Nurses say they hope the Affordable Care Act may help cover previously uninsured students. But for now, at Begich Middle School, where more than two-thirds of students come from economically disadvantaged homes, parents send sick children to school so they can see the nurse.
"They truly use us as a primary care provider," Brakora said.
On a recent day, a shaggy-haired boy came in with an ear infection.
Brakora pronounced it worse than before.
The boy left a message for his dad and on his way out mentioned he needed ice for an injury suffered when he "saw a kid getting jumped" in the woods off campus and intervened.
Brakora counseled him against violence, even if for a good cause.
Nurses say they are uniquely situated to know the most intimate details about students' lives.
They hear first about pregnancies and sexually transmitted diseases. They know that students who come in with an afternoon stomachache might, after a few questions, admit they haven't had anything to eat since the previous day's lunch.
They try to save students from the humiliations of poverty by dispensing donated snow pants and keeping stashes of applesauce and goldfish crackers on hand for kids whose parents haven't gotten it together to get them on the free-lunch rolls.
They also deal with lice infestations and give flu vaccines -- 17,000 this year. They perform mandatory tuberculosis screenings and sometimes act as stand-in social workers. One time, Service High nurse Jarussi arranged for swim lessons for a boy who lived in a decrepit trailer and had such poor hygiene he was bullied. The swim class was the first thing in the morning, guaranteeing the boy a shower.
Sometimes the nurse's office just offers a quiet bathroom to throw up in.
The nurses themselves tend to be wisecracking women (only four nurses districtwide are men) with highly calibrated nonsense detectors.
"Are you playin' me?" Jarussi often asks.
"Is this an owie or an injury?" is Clark's elementary school version of the same question.
Most have worked in another setting: hospitals, clinics or even jails. Hospital nursing pays more, Edtl said.
But nurses want to work for the school district because it offers autonomy: Usually, the school nurse is the sole health care provider in the building.
For that reason, she won't hire people without at least two years of experience.
"They have to be able to recognize the different between 'my stomach hurts' and 'this kid has E. coli.' "
Jarussi makes those calls daily.
The scariest case Jarussi has seen in recent years was that of a boy who showed up in her office with unevenly dilated pupils, drooling like a baby, in the midst of a psychotic episode and running a temperature of 105 degrees.

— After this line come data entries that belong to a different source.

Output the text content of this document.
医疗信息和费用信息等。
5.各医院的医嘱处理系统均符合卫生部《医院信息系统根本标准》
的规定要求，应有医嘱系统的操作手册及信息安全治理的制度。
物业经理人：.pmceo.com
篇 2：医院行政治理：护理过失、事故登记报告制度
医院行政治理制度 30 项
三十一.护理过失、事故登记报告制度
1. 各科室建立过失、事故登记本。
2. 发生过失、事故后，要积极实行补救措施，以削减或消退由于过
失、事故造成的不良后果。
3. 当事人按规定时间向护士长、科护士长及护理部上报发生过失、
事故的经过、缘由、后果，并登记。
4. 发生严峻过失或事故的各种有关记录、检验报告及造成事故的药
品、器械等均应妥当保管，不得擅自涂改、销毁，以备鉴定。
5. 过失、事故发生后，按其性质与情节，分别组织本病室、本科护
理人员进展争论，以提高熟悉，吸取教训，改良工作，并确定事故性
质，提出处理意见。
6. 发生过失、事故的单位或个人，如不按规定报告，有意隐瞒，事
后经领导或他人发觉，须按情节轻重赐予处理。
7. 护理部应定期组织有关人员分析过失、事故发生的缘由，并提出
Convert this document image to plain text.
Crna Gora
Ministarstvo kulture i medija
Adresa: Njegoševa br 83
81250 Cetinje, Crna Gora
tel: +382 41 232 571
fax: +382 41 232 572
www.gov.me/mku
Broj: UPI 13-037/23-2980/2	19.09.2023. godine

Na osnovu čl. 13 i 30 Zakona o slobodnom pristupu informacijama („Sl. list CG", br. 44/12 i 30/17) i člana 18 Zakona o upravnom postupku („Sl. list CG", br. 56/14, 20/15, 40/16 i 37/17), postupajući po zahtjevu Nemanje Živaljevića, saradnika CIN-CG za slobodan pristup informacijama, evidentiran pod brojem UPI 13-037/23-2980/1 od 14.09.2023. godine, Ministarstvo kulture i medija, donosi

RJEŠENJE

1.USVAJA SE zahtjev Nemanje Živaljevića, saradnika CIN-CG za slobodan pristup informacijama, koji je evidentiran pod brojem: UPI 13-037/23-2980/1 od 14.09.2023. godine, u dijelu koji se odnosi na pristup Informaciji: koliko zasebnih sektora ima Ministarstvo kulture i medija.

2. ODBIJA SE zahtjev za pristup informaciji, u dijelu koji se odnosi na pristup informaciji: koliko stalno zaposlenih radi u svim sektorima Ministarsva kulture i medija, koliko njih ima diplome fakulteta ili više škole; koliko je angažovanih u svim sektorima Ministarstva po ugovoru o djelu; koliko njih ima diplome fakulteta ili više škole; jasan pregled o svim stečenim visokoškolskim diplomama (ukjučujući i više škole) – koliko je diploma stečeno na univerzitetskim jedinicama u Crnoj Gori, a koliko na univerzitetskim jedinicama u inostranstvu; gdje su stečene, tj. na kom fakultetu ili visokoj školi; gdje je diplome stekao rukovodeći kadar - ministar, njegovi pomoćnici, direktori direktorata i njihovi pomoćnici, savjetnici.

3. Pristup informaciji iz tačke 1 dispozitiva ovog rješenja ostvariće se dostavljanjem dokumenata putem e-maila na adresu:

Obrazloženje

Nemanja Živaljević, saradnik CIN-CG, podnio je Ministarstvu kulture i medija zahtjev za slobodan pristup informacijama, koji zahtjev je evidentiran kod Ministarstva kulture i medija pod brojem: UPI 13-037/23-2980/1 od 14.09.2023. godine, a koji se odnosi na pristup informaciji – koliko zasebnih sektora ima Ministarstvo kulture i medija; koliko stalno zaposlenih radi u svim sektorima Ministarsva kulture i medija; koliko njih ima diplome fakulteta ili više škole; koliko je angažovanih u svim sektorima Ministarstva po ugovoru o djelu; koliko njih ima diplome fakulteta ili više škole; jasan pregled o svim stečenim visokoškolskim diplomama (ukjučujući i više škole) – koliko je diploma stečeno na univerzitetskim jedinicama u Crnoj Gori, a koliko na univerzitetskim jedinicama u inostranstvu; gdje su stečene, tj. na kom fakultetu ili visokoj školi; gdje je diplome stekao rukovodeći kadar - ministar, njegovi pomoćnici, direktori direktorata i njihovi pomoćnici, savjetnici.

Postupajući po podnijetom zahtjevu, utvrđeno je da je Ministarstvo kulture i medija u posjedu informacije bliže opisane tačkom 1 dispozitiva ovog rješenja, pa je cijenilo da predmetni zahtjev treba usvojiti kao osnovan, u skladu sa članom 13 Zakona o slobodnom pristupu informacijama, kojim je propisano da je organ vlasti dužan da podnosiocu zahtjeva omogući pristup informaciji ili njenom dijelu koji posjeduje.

He had taken spice, a synthetic marijuana.
On a recent morning, mundane ailments make up the parade of visits to her office.
A whisper-quiet boy with a sprained ankle. A boy who lives in the state foster-care group home across the street who wants to lie down for a while.
Before lunch, Jarussi gets a radio call that a girl has lost consciousness outside her classroom.
She sprints down the hallway, dreadlocks bouncing behind her. The diagnosis: A possible seizure. She calls the girl's parents. They want to know if she can still take the bus home.